En la simultaneidad de facetas que la narradora nos presenta de sí misma o, dicho de otro modo, dentro de ese abanico de mujeres que habita en ella, la de madre resulta fundamental, aunque no por ello exenta de desasoseigo. Esa “partida en dos” en que consiste tener un hijo representa para la protagonista una despedida de quien era. Entraña asimismo soledad: “Como en la muerte, en el parto estás sola”, expresa a propósito del nacimiento de su primera hija, Renata.

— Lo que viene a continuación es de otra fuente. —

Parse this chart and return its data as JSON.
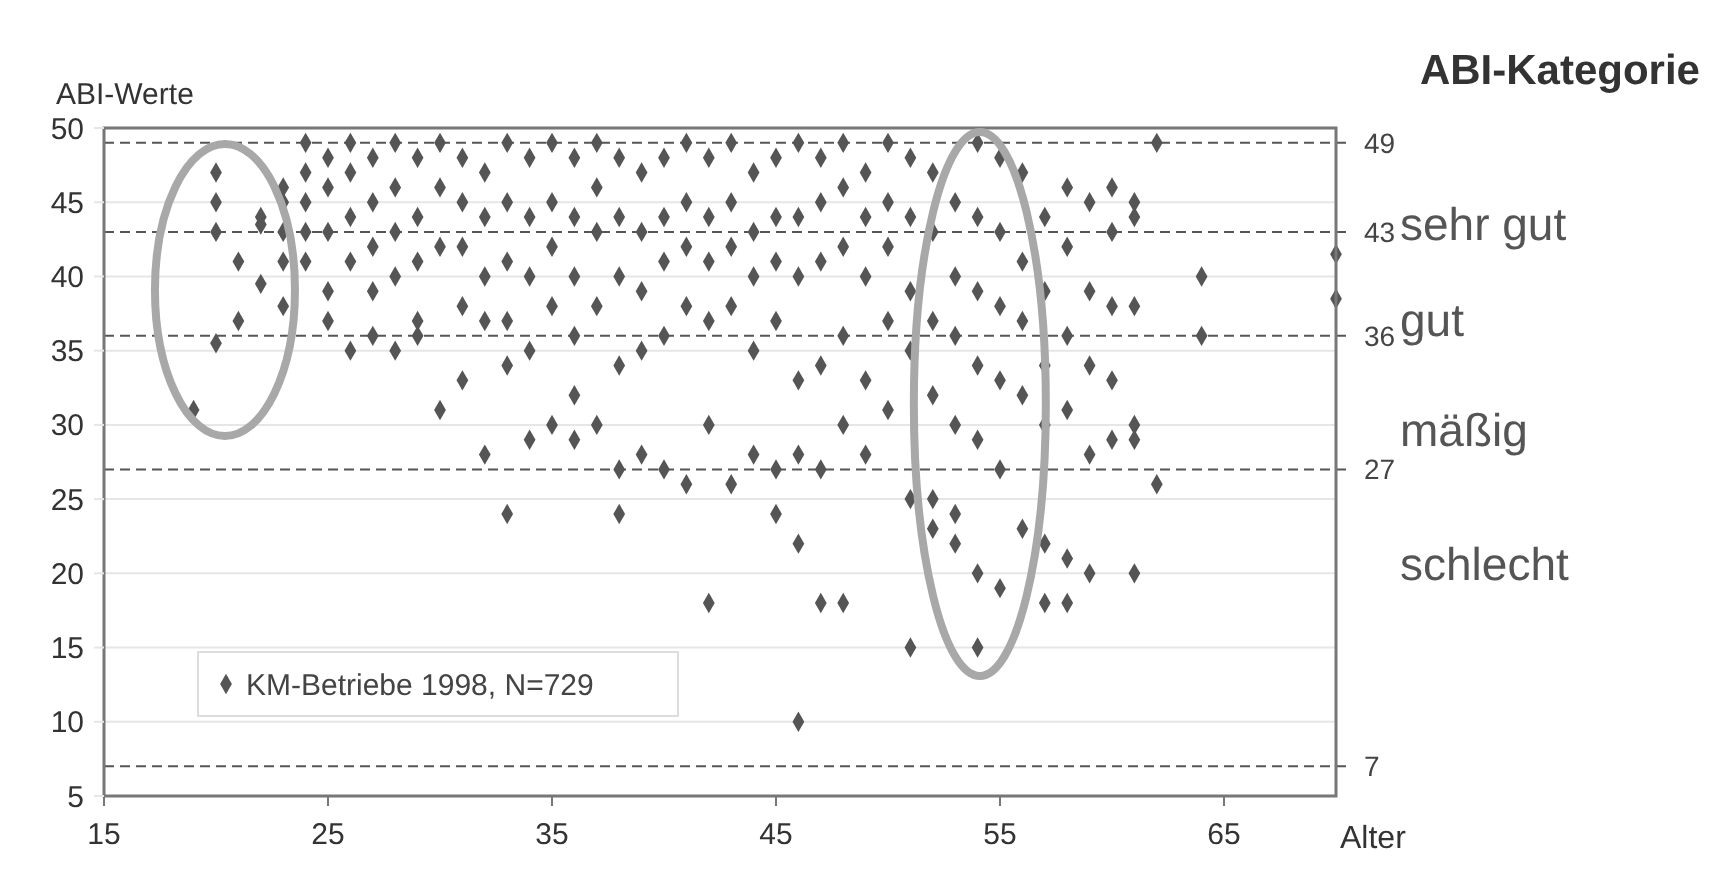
{
  "chart_data": {
    "type": "scatter",
    "title": "ABI-Kategorie",
    "xlabel": "Alter",
    "ylabel": "ABI-Werte",
    "xlim": [
      15,
      70
    ],
    "ylim": [
      5,
      50
    ],
    "xticks": [
      15,
      25,
      35,
      45,
      55,
      65
    ],
    "yticks": [
      5,
      10,
      15,
      20,
      25,
      30,
      35,
      40,
      45,
      50
    ],
    "grid": "y",
    "legend": "bottom left",
    "marker": "diamond",
    "ref_lines": [
      {
        "axis": "y",
        "value": 49,
        "label": "49",
        "line_style": "dashed",
        "color": "#555555"
      },
      {
        "axis": "y",
        "value": 43,
        "label": "43",
        "line_style": "dashed",
        "color": "#555555"
      },
      {
        "axis": "y",
        "value": 36,
        "label": "36",
        "line_style": "dashed",
        "color": "#555555"
      },
      {
        "axis": "y",
        "value": 27,
        "label": "27",
        "line_style": "dashed",
        "color": "#555555"
      },
      {
        "axis": "y",
        "value": 7,
        "label": "7",
        "line_style": "dashed",
        "color": "#555555"
      }
    ],
    "annotations": [
      "sehr gut",
      "gut",
      "mäßig",
      "schlecht"
    ],
    "series": [
      {
        "name": "KM-Betriebe 1998, N=729",
        "color": "#555555",
        "x": [
          19,
          20,
          20,
          20,
          20,
          21,
          21,
          22,
          22,
          22,
          23,
          23,
          23,
          23,
          23,
          24,
          24,
          24,
          24,
          24,
          25,
          25,
          25,
          25,
          25,
          26,
          26,
          26,
          26,
          26,
          27,
          27,
          27,
          27,
          27,
          28,
          28,
          28,
          28,
          28,
          29,
          29,
          29,
          29,
          29,
          30,
          30,
          30,
          30,
          31,
          31,
          31,
          31,
          31,
          32,
          32,
          32,
          32,
          32,
          33,
          33,
          33,
          33,
          33,
          33,
          34,
          34,
          34,
          34,
          34,
          35,
          35,
          35,
          35,
          35,
          36,
          36,
          36,
          36,
          36,
          36,
          37,
          37,
          37,
          37,
          37,
          38,
          38,
          38,
          38,
          38,
          38,
          39,
          39,
          39,
          39,
          39,
          40,
          40,
          40,
          40,
          40,
          41,
          41,
          41,
          41,
          41,
          42,
          42,
          42,
          42,
          42,
          42,
          43,
          43,
          43,
          43,
          43,
          44,
          44,
          44,
          44,
          44,
          45,
          45,
          45,
          45,
          45,
          45,
          46,
          46,
          46,
          46,
          46,
          46,
          46,
          47,
          47,
          47,
          47,
          47,
          47,
          48,
          48,
          48,
          48,
          48,
          48,
          49,
          49,
          49,
          49,
          49,
          50,
          50,
          50,
          50,
          50,
          51,
          51,
          51,
          51,
          51,
          51,
          52,
          52,
          52,
          52,
          52,
          52,
          53,
          53,
          53,
          53,
          53,
          53,
          54,
          54,
          54,
          54,
          54,
          54,
          54,
          55,
          55,
          55,
          55,
          55,
          55,
          56,
          56,
          56,
          56,
          56,
          57,
          57,
          57,
          57,
          57,
          57,
          58,
          58,
          58,
          58,
          58,
          58,
          59,
          59,
          59,
          59,
          59,
          60,
          60,
          60,
          60,
          60,
          61,
          61,
          61,
          61,
          61,
          61,
          62,
          62,
          64,
          64,
          70,
          70
        ],
        "values": [
          31,
          47,
          45,
          43,
          35.5,
          41,
          37,
          39.5,
          44,
          43.5,
          46,
          45,
          43,
          41,
          38,
          49,
          47,
          45,
          43,
          41,
          48,
          46,
          43,
          39,
          37,
          49,
          47,
          44,
          41,
          35,
          48,
          45,
          42,
          39,
          36,
          49,
          46,
          43,
          40,
          35,
          48,
          44,
          41,
          37,
          36,
          49,
          46,
          42,
          31,
          48,
          45,
          42,
          38,
          33,
          47,
          44,
          40,
          37,
          28,
          49,
          45,
          41,
          37,
          34,
          24,
          48,
          44,
          40,
          35,
          29,
          49,
          45,
          42,
          38,
          30,
          48,
          44,
          40,
          36,
          32,
          29,
          49,
          46,
          43,
          38,
          30,
          48,
          44,
          40,
          34,
          27,
          24,
          47,
          43,
          39,
          35,
          28,
          48,
          44,
          41,
          36,
          27,
          49,
          45,
          42,
          38,
          26,
          48,
          44,
          41,
          37,
          30,
          18,
          49,
          45,
          42,
          38,
          26,
          47,
          43,
          40,
          35,
          28,
          48,
          44,
          41,
          37,
          27,
          24,
          49,
          44,
          40,
          33,
          28,
          22,
          10,
          48,
          45,
          41,
          34,
          27,
          18,
          49,
          46,
          42,
          36,
          30,
          18,
          47,
          44,
          40,
          33,
          28,
          49,
          45,
          42,
          37,
          31,
          48,
          44,
          39,
          35,
          25,
          15,
          47,
          43,
          37,
          32,
          25,
          23,
          45,
          40,
          36,
          30,
          24,
          22,
          49,
          44,
          39,
          34,
          29,
          20,
          15,
          48,
          43,
          38,
          33,
          27,
          19,
          47,
          41,
          37,
          32,
          23,
          44,
          39,
          34,
          30,
          22,
          18,
          46,
          42,
          36,
          31,
          21,
          18,
          45,
          39,
          34,
          28,
          20,
          46,
          43,
          38,
          33,
          29,
          45,
          44,
          38,
          30,
          29,
          20,
          49,
          26,
          40,
          36,
          41.5,
          38.5
        ]
      }
    ]
  }
}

La mujer incierta (editado por Alfaguara) reflexiona en los acontecimientos de una vida, pero presta atención también a la manera en que se configura ese relato. En las últimas páginas, la autora abunda en su concepción de la escritura autobiográfica, fiable únicamente en tanto artificio de la memoria: “inevitablemente, a lo largo de nuestra vida vamos tejiendo pequeños mitos o fantasías sobre nosotros mismos […] que terminamos por adoptar como verdades, sin serlo”. Además, admite, la creación de esta narración siempre será insuficiente para revelar una identidad: “Somos inaprehensibles. […] No hay relato que diga quiénes somos”.
La mujer incierta no se erige como el relato monolítico de una existencia -ni siquiera su estructura, de carácter fragmentario como la memoria, lo es-, sino desde la consciencia de las fisuras del tiempo y de la identidad. La mujer que ahí se narra, como sugiere el título, se difumina en otras.